Oh hi, I’m Sarah, former chef in both career and lifestyle. Exercise to me was once carrying booze home from the bottle shop and a healthy dinner was a foot-long meatball sub. I don’t recall what it was exactly that caused my exercise epiphany, but whatever it was three years later I now coach and train exclusively functional training and work for AdrenalineHIT, creating programming and coaching sessions as well as being a new member of their seminar staff. I generally try my hardest to not put the training style that I personally love more than anything in the world on a pedestal and mindlessly criticize all others.
If I wasn’t trying though, I would say something like this:
I often hear other trainers tell their clients that any movement is good movement. You’re not sitting at your desk allowing your glutes to become inactive and your hip flexors to tighten up like nobody’s business so job done, to an extent I agree with this. People are generally less active than they should be and that isnt great for their health in the long run, However I do think that the WAY in which we encourage people to move is just as, if not more important. Example: I have a beautiful friend who is hypermobile and insists on doing literally 5 billion yoga sessions a week. She moves every day, but as a result of the sort of movement she is doing, now has real issues with her back.
On the same note there are members I see in the gym every day, running on the treadmill for over an hour or doing 500 kettlebell swings. These same people are (generally speaking) the ones who should really be visiting the physio at the bottom of the stairs instead of making it up to the gym. My point is that just telling someone to move isn’t the end of the story. If someone’s daily movement is an hour on the treadmill and they get a stress fracture from poor technique, or their giant amounts of yoga results in their spine acting like the bendy part of a straw, then is that better than them not moving at all?.
Part of my role as a fitness professional is to ‘stay on top of current trends’ within the fitness industry. Among these current trends is the broadly marketed (although not always accurately) Functional Training, which I LOVE because this is the way that I believe EVERYONE should be training. I’m all for people working through full range of movement that improves their daily living, to the best of their ability, which is obviously different for everyone. I haven’t always thought this way though, I grew up in New Zealand with the then extremely popular Les Mills’ classes, and at my peak was squatting above parallel with a 10kg barbell, and thought deadlifts started from above the kneecap. Ten years on and I’m somewhat at the other end of the spectrum, (I deadlift from the ground) but ironically am now somehow in charge of deciding whether the leisure centre I work for puts a new Les Mill’s class on the group fitness timetable.

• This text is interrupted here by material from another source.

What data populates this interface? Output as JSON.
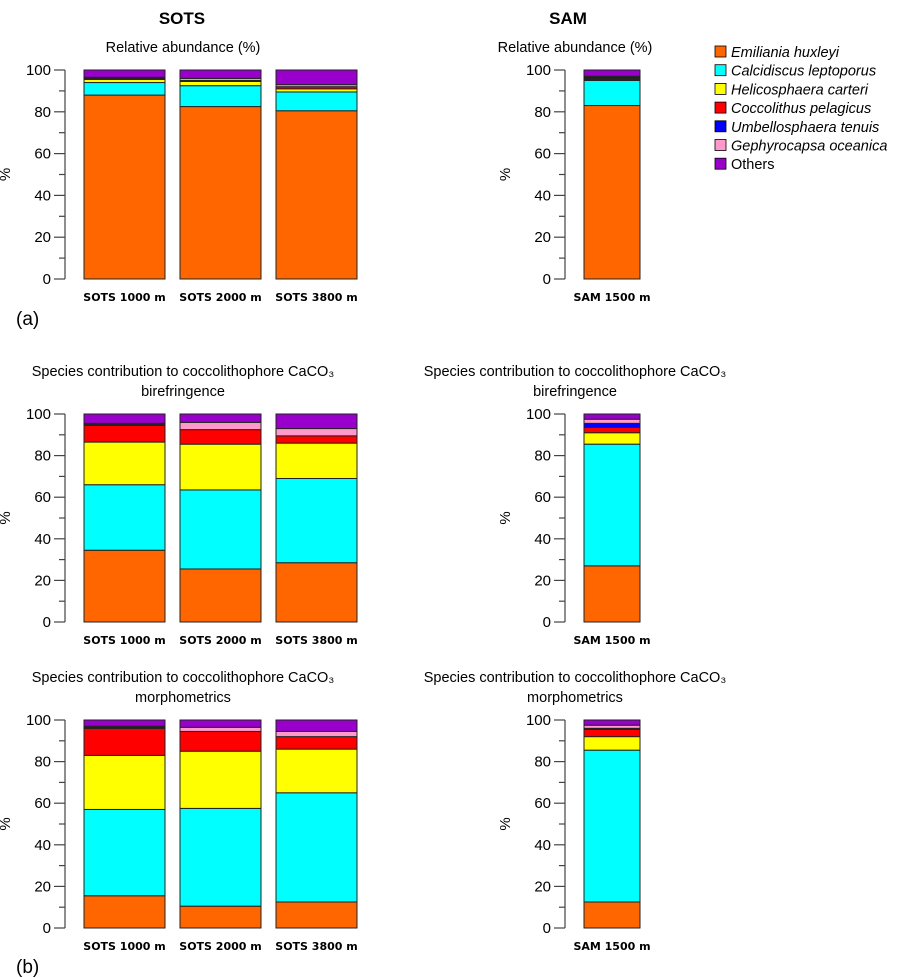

I participated in a Functional HIIT group fitness class a few weeks back, thinking if anything it would be a good warm-up for the lifting session I had planned later that morning. (I’m the kind of person whose entire weekend is based around various training sessions interspersed with food) I was wrong. The half hour ‘high intensity strength based’ workout was as far from a strength session as I have ever been. Participants were forbidden to squat below parallel, regardless of their mobility (I was repeatedly criticised by the instructor, much to my confusion), and I literally saw not one participant (besides myself, coz mirrors) working through a full range of movement, despite that being the apparent focus of the session, People were moving though. *thumbs up emoji*
I talked to the trainer afterwards and she told me how unsafe it was to get participants to squat below 90 degrees, which baffled me. If my own clients can’t squat below 90 they are
made to sit on a ball until they can, I just thought that this was standard procedure. Had she not read ‘Becoming a Supple Leopard’? (Kelly Starrett, if you haven’t, you must) I know I said earlier that I try not to criticise other training styles because everyone is different, but doesn’t everyone want their body to move as well as it can? ‘Just move’ implies the bare minimum of strength, fitness, and range of movement. Shouldn’t we be encouraging people to aim for optimal? I train people from their 20’s to 60’s and the same rules apply. My job as I see it is to help people to move as well as they can for their body. I realise that everyone is different. Some people CAN do a million yoga sessions a week or run until their feet bleed and still be functioning. I guess what I’m saying is ‘just move’ really isn’t specific enough or for that matter, a good enough directive.
As trainers and coaches it is literally our job to help people to move and function to the best of their ability, and on the flip side those who we train / treat need to challenge themselves and their bodies, not to just move, but to move well, move better, move to the absolute best of their ability, whatever that means for them.
Everyone is different, but if you can squat below parallel, do it! Just saying.